See the Bioacoustics model zoo for the released models.

Demo

The end-to-end notebook at PW_Bioacoustics/demo/bioacoustics_demo.ipynb walks through:

  1. Data exploration — annotation counts, species distribution
  2. Inference — run MD_AudioBirds_V1 on real recordings, visualise predictions vs. ground truth
  3. Training — build COCO-style annotations, binary classification (target vs. noise), multiclass classification

It uses recordings from the PteroSet dataset.

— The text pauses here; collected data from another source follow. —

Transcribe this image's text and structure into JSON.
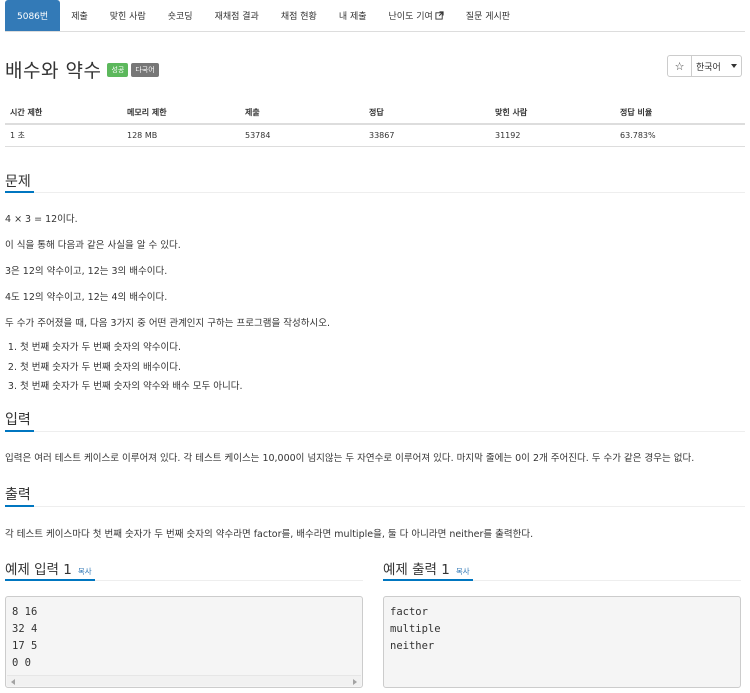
{
  "tabs": [
    {
      "label": "5086번",
      "active": true
    },
    {
      "label": "제출"
    },
    {
      "label": "맞힌 사람"
    },
    {
      "label": "숏코딩"
    },
    {
      "label": "재채점 결과"
    },
    {
      "label": "채점 현황"
    },
    {
      "label": "내 제출"
    },
    {
      "label": "난이도 기여"
    },
    {
      "label": "질문 게시판"
    }
  ],
  "problem": {
    "title": "배수와 약수",
    "badge_success": "성공",
    "badge_lang": "다국어",
    "language_select": "한국어",
    "star": "☆"
  },
  "stats": {
    "headers": [
      "시간 제한",
      "메모리 제한",
      "제출",
      "정답",
      "맞힌 사람",
      "정답 비율"
    ],
    "values": [
      "1 초",
      "128 MB",
      "53784",
      "33867",
      "31192",
      "63.783%"
    ]
  },
  "sections": {
    "problem_title": "문제",
    "problem_paragraphs": [
      "4 × 3 = 12이다.",
      "이 식을 통해 다음과 같은 사실을 알 수 있다.",
      "3은 12의 약수이고, 12는 3의 배수이다.",
      "4도 12의 약수이고, 12는 4의 배수이다.",
      "두 수가 주어졌을 때, 다음 3가지 중 어떤 관계인지 구하는 프로그램을 작성하시오."
    ],
    "conditions": [
      "첫 번째 숫자가 두 번째 숫자의 약수이다.",
      "첫 번째 숫자가 두 번째 숫자의 배수이다.",
      "첫 번째 숫자가 두 번째 숫자의 약수와 배수 모두 아니다."
    ],
    "input_title": "입력",
    "input_text": "입력은 여러 테스트 케이스로 이루어져 있다. 각 테스트 케이스는 10,000이 넘지않는 두 자연수로 이루어져 있다. 마지막 줄에는 0이 2개 주어진다. 두 수가 같은 경우는 없다.",
    "output_title": "출력",
    "output_text": "각 테스트 케이스마다 첫 번째 숫자가 두 번째 숫자의 약수라면 factor를, 배수라면 multiple을, 둘 다 아니라면 neither를 출력한다."
  },
  "samples": {
    "input_title": "예제 입력 1",
    "output_title": "예제 출력 1",
    "copy_label": "복사",
    "input_lines": [
      "8 16",
      "32 4",
      "17 5",
      "0 0"
    ],
    "output_lines": [
      "factor",
      "multiple",
      "neither"
    ]
  },
  "colors": {
    "active_tab": "#337ab7",
    "accent_underline": "#0076c0",
    "success_badge": "#5cb85c",
    "lang_badge": "#777777",
    "link": "#337ab7"
  }
}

Projects using this module

  • PteroSet — Machine-learning pipeline for detecting and classifying tropical bird vocalisations from passive acoustic monitoring, with leave-one-project-out cross-validation.
  • CookInlet_Belugas — Passive acoustic monitoring for endangered Cook Inlet beluga whales. A two-stage pipeline covering cetacean signal detection and multi-species classification (beluga, humpback, killer whale), plus an active-learning loop for domain adaptation.

Install

pip install PytorchWildlife
pip install librosa soundfile pyyaml torchmetrics

See the PW_Bioacoustics README for full configuration options, training arguments, and output formats.